TAR earned its judicial acceptance through transparent validation metrics, and many of those same principles apply to generative AI. Accuracy can be measured using established metrics:
- Recall: the percentage of relevant documents correctly identified
- Precision: the percentage of AI-predicted relevant documents that are truly relevant
- Elusion: the percentage of relevant documents incorrectly tagged as irrelevant
- Richness: the share of all documents that are relevant, which influences sample size and margin of error
These metrics provide a quantitative foundation for assessing an AI model’s reliability. What’s new with generative AI is when validation occurs. Instead of validating after a full review, legal teams can now test and refine prompts on smaller datasets upfront—measuring recall, precision, and elusion before scaling to the full document set.

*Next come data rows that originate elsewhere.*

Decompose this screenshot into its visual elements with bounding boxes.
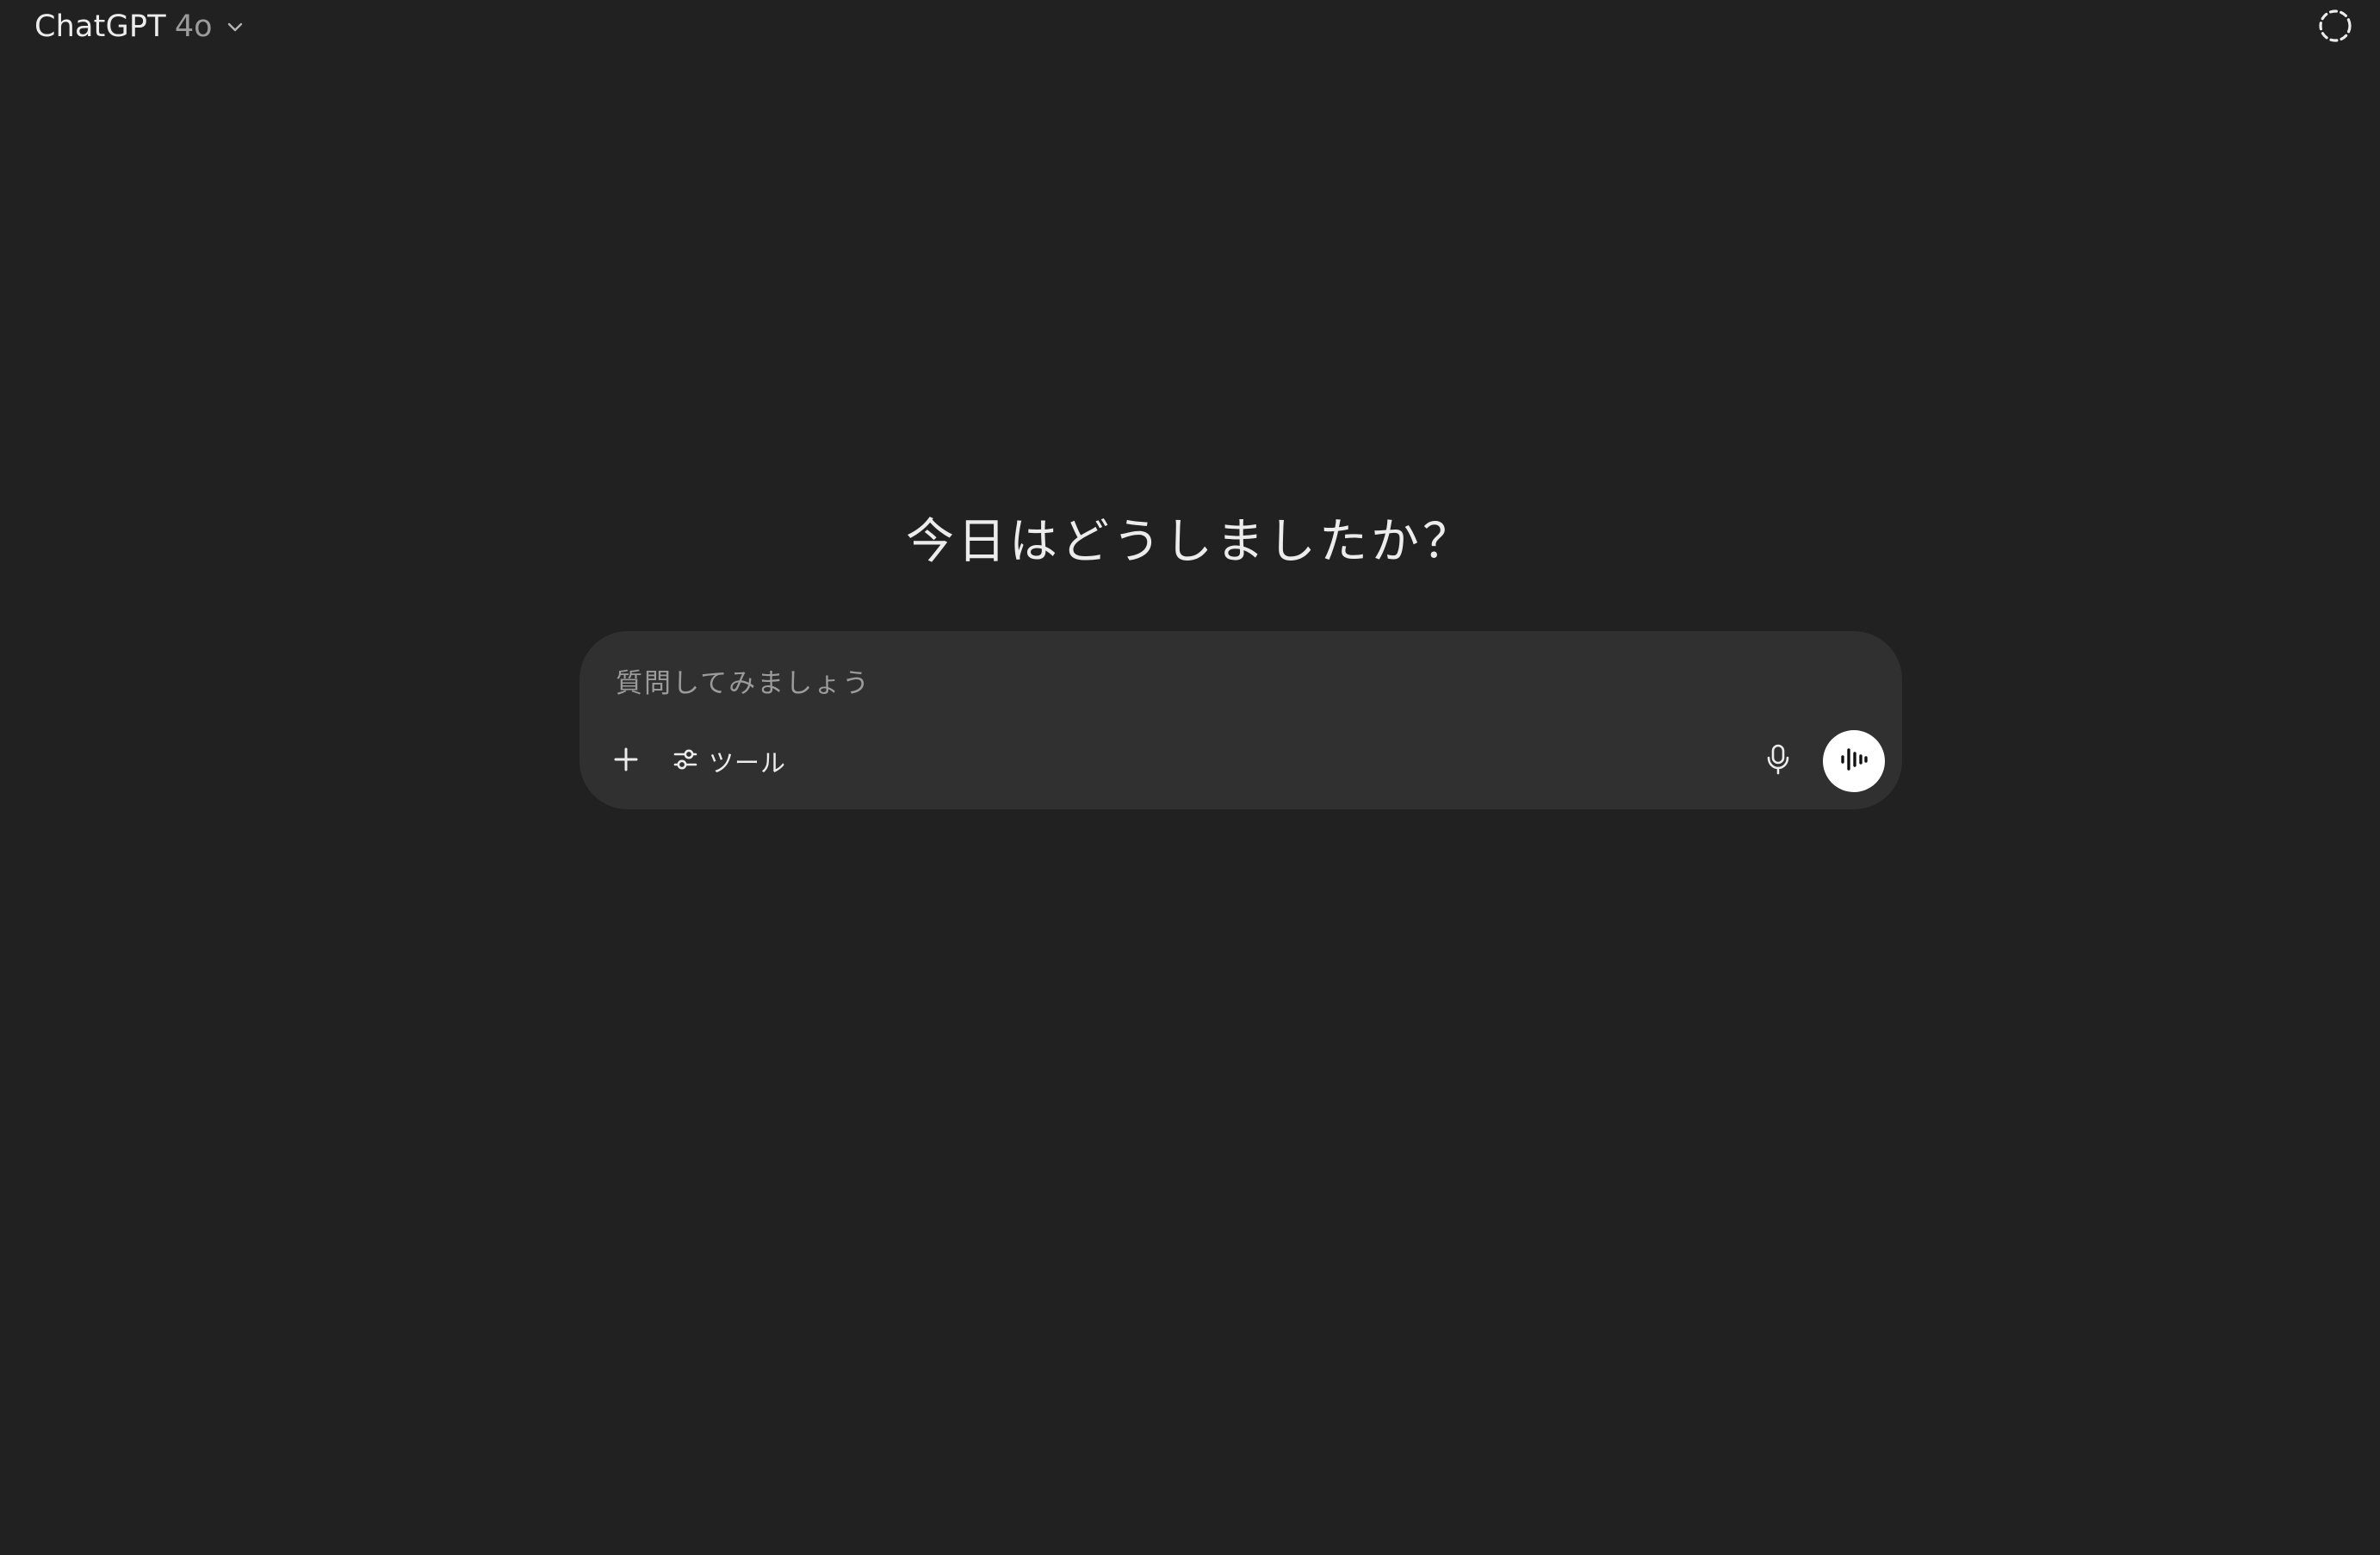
sliders-icon (672, 747, 698, 776)
chat-page: ChatGPT 4o 今日はどうしましたか？ 質問してみましょう ツール (0, 0, 2380, 1555)
voice-mode-button[interactable] (1823, 730, 1885, 792)
dashed-circle-icon (2317, 8, 2353, 47)
composer-toolbar: ツール (598, 730, 1885, 792)
greeting-heading: 今日はどうしましたか？ (906, 514, 1474, 570)
composer-toolbar-left: ツール (598, 734, 796, 789)
dictate-button[interactable] (1751, 734, 1806, 789)
plus-icon (611, 745, 641, 778)
composer: ツール (580, 631, 1902, 809)
add-attachment-button[interactable] (598, 734, 654, 789)
composer-toolbar-right (1751, 730, 1885, 792)
tools-button[interactable]: ツール (662, 734, 796, 789)
prompt-input[interactable] (616, 662, 1856, 705)
voice-waveform-icon (1839, 747, 1869, 776)
chevron-down-icon (223, 15, 247, 39)
microphone-icon (1764, 744, 1792, 778)
temporary-chat-button[interactable] (2311, 3, 2359, 52)
model-version: 4o (174, 9, 213, 44)
model-name: ChatGPT (34, 9, 166, 44)
model-switcher[interactable]: ChatGPT 4o (22, 0, 259, 53)
tools-label: ツール (709, 748, 787, 778)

By validating early, teams can optimize prompt design, build defensibility into their processes, and set realistic expectations for AI-assisted review. As Ben Sexton, SVP of Innovation & Strategy at JND eDiscovery, explains:
“Being able to assess recall and precision before committing to a full review run is a major advantage. If results meet expectations, we can proceed with confidence; if not, we can iterate and re-validate without costly rework.”